Um economista americano chamado Richard Easterlin passou décadas cruzando um dado que não fechava: países inteiros triplicaram de renda em cinquenta anos — e a felicidade média não saiu do lugar. Um grama sequer. A psicologia deu nome pro mecanismo: esteira hedônica. Toda vez que você sobe um degrau, a régua sobe junto. O aumento que era sonho vira o teu normal em três meses. O carro novo vira só um carro. E a linha de chegada anda pra frente no exato instante em que você encosta nela.
[pausa]
Sacou? A ciência levou novecentos anos pra chegar na pintura. Garganta de agulha, barriga de montanha. É o mesmo retrato.
[pausa]
Agora, a virada de hoje. E eu quero que você ouça essa frase com calma, porque ela é o motivo desse desafio existir:
você TEM um gaki. Você não É o gaki.
[pausa]
Essa diferença é tudo. Enquanto você acha que o vazio é você — que é defeito teu, ingratidão tua, falha tua — não tem o que fazer, porque não dá pra consertar o que você é. Mas no dia que você enxerga que é um mecanismo — um bicho antigo, com nome, que age em todo mundo que corre — nesse dia você deixa de ser ele. Quem vê o bicho já não é o bicho.
O resto da semana é aprender a não ser comido. Hoje é só ver.
[pausa]
O gesto de hoje. Não pula, que é o coração da parada — esse desafio se faz com o corpo, não com a cabeça.
Hoje, em algum momento, você vai sentir o puxão. Você conhece ele: a mão indo no celular sem motivo, o dedo abrindo o carrinho da loja, a cabeça já montando a próxima meta no meio da reunião. Na primeira vez que sentir, para. Dois segundos. Põe a mão na barriga. E fala — em voz alta, pode ser baixinho:
"isso é o gaki. Não sou eu."
Só isso. Flagra o bicho uma vez. Dá o nome dele na cara dele.
[pausa]
E no fim do dia, me responde aqui embaixo, uma linha só: onde o gaki apareceu hoje? Eu leio. Eu leio um por um, tá?
[pausa]
Amanhã a gente ataca o lugar onde esse bicho toma teu dia inteiro antes de você levantar da cama: os primeiros noventa segundos da tua manhã. Te vejo lá.

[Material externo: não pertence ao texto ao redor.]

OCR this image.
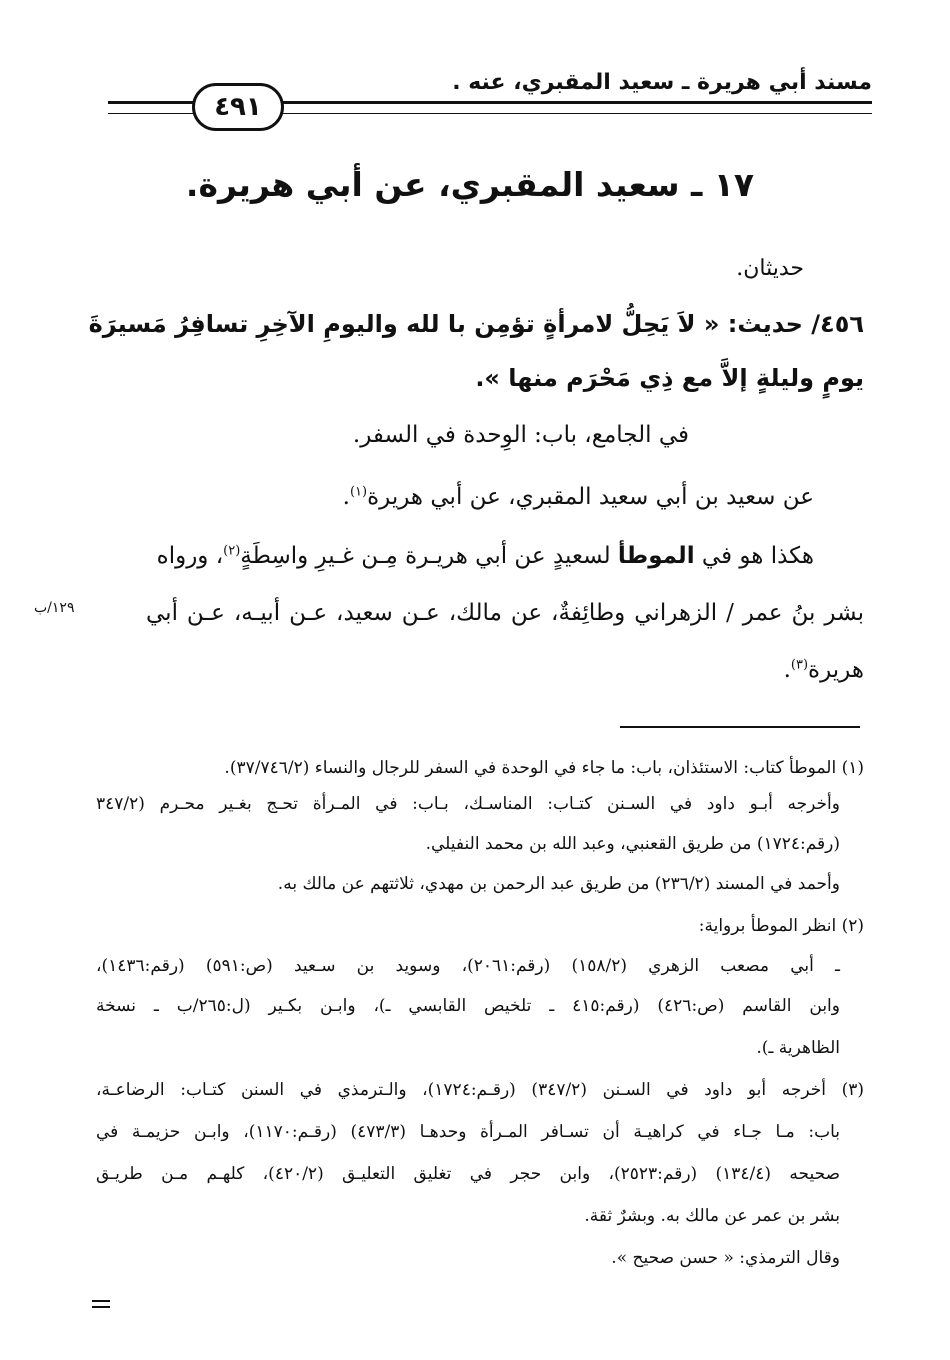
مسند أبي هريرة ـ سعيد المقبري، عنه .
٤٩١
١٧ ـ سعيد المقبري، عن أبي هريرة.
حديثان.
٤٥٦/ حديث: « لاَ يَحِلُّ لامرأةٍ تؤمِن با لله واليومِ الآخِرِ تسافِرُ مَسيرَةَ
يومٍ وليلةٍ إلاَّ مع ذِي مَحْرَم منها ».
في الجامع، باب: الوِحدة في السفر.
عن سعيد بن أبي سعيد المقبري، عن أبي هريرة$^{(١)}$.
هكذا هو في الموطأ لسعيدٍ عن أبي هريـرة مِـن غـيرِ واسِطَةٍ$^{(٢)}$، ورواه
بشر بنُ عمر / الزهراني وطائِفةٌ، عن مالك، عـن سعيد، عـن أبيـه، عـن أبي
هريرة$^{(٣)}$.
١٢٩/ب
(١) الموطأ كتاب: الاستئذان، باب: ما جاء في الوحدة في السفر للرجال والنساء (٣٧/٧٤٦/٢).
وأخرجه أبـو داود في السـنن كتـاب: المناسـك، بـاب: في المـرأة تحـج بغـير محـرم (٣٤٧/٢
(رقم:١٧٢٤) من طريق القعنبي، وعبد الله بن محمد النفيلي.
وأحمد في المسند (٢٣٦/٢) من طريق عبد الرحمن بن مهدي، ثلاثتهم عن مالك به.
(٢) انظر الموطأ برواية:
ـ أبي مصعب الزهري (١٥٨/٢) (رقم:٢٠٦١)، وسويد بن سـعيد (ص:٥٩١) (رقم:١٤٣٦)،
وابن القاسم (ص:٤٢٦) (رقم:٤١٥ ـ تلخيص القابسي ـ)، وابـن بكـير (ل:٢٦٥/ب ـ نسخة
الظاهرية ـ).
(٣) أخرجه أبو داود في السـنن (٣٤٧/٢) (رقـم:١٧٢٤)، والـترمذي في السنن كتـاب: الرضاعـة،
باب: مـا جـاء في كراهيـة أن تسـافر المـرأة وحدهـا (٤٧٣/٣) (رقـم:١١٧٠)، وابـن حزيمـة في
صحيحه (١٣٤/٤) (رقم:٢٥٢٣)، وابن حجر في تغليق التعليـق (٤٢٠/٢)، كلهـم مـن طريـق
بشر بن عمر عن مالك به. وبشرٌ ثقة.
وقال الترمذي: « حسن صحيح ».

E ó — se em algum momento hoje bater aquela culpa de novo, aquele "eu devia estar feliz com tudo isso"... mão na barriga.
Não é você. Nunca foi.
CARD DO GESTO (junto do áudio)
GESTO DO DIA 1 Na primeira vez que sentir o puxão pra próxima coisa (celular sem motivo, carrinho, próxima meta):
- Para. Dois segundos.
- Mão na barriga.
- Em voz alta: "isso é o gaki. Não sou eu." Uma vez hoje. Só flagrar já é a prática.
DEVOLUTIVA
"Onde o gaki apareceu hoje? Me responde em uma linha."